Hinn: the bitter and the sweet
There are two sides to every story; some people say three. And the just ended Benny Hinn crusade at the Wildey Gymnasium, last Saturday and Sunday, has elicited –– apart from the controversy before, during and after –– elicited at least two clear viewpoints.
There are even those in the church who, while throwing their full support behind the crusade and the unorthodox Pastor Hinn, still have some concerns about certain aspects of what had been billed a Miracle Healing Service And National Blessing. There are several questions which ought to be answered publicly, and some issues have left me disturbed about Hinn’s conduct and methods of carrying out his “healings”.
I know there are church people who don’t believe questions should be asked, for example, about the $300,000 spent to have this controversial American televangelist in Barbados. But I must ask: what Word did he bring which we have not heard before, or could not have been told by the same pastors who comprised the National Alliance Of Churches And Christian Organizations Of Barbados?
Couldn’t the alliance have taken that same money and conducted a miracle healing service and national blessing? Wouldn’t God have blessed the people or healed them? Or do we believe the Almighty reserves his power and favour for foreigners and the Benny Hinns of this world?
Healing comes only through the faith of a person that God will do the job. So all those who went to the Gymnasium expecting to be healed under the ministry of Hinn, I am just wondering whether or not they were exercising their faith in God before then?
By the way, though, why did Hinn not try his “gift” of healing on those people confined to wheelchairs?
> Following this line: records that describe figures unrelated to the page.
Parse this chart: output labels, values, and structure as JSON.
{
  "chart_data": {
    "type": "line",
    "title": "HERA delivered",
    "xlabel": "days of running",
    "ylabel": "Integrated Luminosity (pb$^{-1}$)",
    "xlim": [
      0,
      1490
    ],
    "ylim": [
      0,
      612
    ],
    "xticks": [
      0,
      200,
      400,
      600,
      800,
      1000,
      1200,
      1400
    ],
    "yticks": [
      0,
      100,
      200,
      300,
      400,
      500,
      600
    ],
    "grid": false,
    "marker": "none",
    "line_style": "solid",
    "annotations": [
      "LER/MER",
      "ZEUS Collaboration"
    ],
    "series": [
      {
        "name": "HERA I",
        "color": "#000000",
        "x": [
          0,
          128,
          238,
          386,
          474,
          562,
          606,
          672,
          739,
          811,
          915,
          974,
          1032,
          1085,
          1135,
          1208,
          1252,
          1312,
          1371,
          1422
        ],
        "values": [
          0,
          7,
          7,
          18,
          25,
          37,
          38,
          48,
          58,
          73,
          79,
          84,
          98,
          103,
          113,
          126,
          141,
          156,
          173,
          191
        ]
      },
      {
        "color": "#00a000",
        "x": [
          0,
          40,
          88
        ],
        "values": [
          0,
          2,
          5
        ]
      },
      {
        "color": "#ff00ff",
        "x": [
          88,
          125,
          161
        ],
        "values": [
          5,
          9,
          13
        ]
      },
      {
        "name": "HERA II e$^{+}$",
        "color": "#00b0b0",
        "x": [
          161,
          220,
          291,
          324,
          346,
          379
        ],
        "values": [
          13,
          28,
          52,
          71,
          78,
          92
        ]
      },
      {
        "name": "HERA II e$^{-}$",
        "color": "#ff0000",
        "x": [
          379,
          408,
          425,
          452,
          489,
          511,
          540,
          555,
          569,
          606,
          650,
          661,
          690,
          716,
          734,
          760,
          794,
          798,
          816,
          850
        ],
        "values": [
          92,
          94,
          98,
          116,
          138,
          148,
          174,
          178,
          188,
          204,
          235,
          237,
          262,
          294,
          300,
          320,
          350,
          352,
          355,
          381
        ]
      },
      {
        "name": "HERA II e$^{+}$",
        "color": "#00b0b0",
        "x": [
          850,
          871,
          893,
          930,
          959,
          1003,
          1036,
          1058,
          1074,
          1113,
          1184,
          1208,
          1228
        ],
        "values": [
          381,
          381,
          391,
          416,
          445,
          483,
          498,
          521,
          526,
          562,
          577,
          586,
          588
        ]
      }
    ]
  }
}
It is reasonable to conclude, from the fact that these church leaders banded together to host Hinn –– and pay him –– from a budget of more than $1/4 million, that we don’t have anyone in Barbados that specially gifted, or spiritually endowed, to rescue our people and nation from its moral and spiritual decline, or perhaps no one who deserves such money being spent on their efforts.
What is even more curious –– and I am being politically correct –– is that you are spending this kind of money on a man who is already washed in cash and yet, even while he is here conducting the crusade, you are still begging people who have never seen the kind of money he is accustomed to to fork out as much as $1,000 each to defray the cost of the crusade.
Another concern: Hinn’s instructions to his security aides to get people on the platform, and then his embarking on a series of gestures that would result in their falling backwards on the ground still look to me like mere theatre for his television audience.
Added to that –– and one of the most disturbing features –– was how he treated the Barbadian security which the organizers hired to keep certain people, including the media, at a distance.
“You, stop! I don’t care who you are. Freeze! Go back!” Hinn shouted to one of the Bajan security personnel patrolling the front of the stage. Minutes later, other security people, strategically placed among the audience by the front row of the Gym, were also publicly embarrassed.
“Get them outta here. I don’t want them here,” Hinn said loudly, as he ordered his personal guards to remove the Bajan security from their posts.
These were just some of the things that disturbed me, especially coming on the heels of a good preaching. However, one of the corporate sponsors of the crusade –– the Pentecostal Assemblies Of The West Indies (PAWI) –– was not only glad that Hinn came to Barbados, but happy that he promised to be back to deal directly with the youth of this country and to pay his way.
“I would say, officially, I am glad that Benny Hinn came to these shores. I was glad that he was able to be a blessing and I am glad that he has promised to come back to minister to the young people at his own expense,” acting presiding bishop of PAWI, Phillip Drayton, told Barbados TODAY this afternoon.
Bishop Drayton said, though, that if anyone felt they were healed and could not verify it, they should go to a doctor.
“As Benny Hinn said to one man who came and said he was healed of a heart condition, if you can’t verify the miracle, go to a doctor.”
But speaking personally, the PAWI official informed Barbados TODAY that while he supported the crusade, he did have some concerns.
“Benny Hinn is a controversial man; so anything to do with the crusade would have controversy in it; whether it be the comments that were made before, the comments after, and the things that people have pasted on YouTube, and all kinds of stuff. Of course there were concerns,” he declared.
However, Bishop Drayton did not think the issue was about Hinn. He said he did not go to the crusade for Hinn; he went for God.
“Barring Billy Graham, I think there are extremely few big-name preachers that can be invited to Barbados and there is not some type of controversy surrounding them. Most of the time when I hear speakers –– and I am generalizing –– most of the time when I hear speakers there are things that I don’t agree with; there is stuff I do not like; there are antics that they have . . . and, as a preacher myself, I say, ‘Why you do that? Why you bother with that? I don’t understand that’.”
Drayton said he tried not to judge things he did not understand or would not do himself. Asked if the $300,000 spent on hosting the American televangelist was justified, he replied: “People spend a lot of money bringing all kinds of artistes and all kinds of people to this nation who do absolutely nothing for us but entertain us for a while. The input that Benny Hinn has had to our churches, to our nation and to our individuals has been worth much more than $300,000.”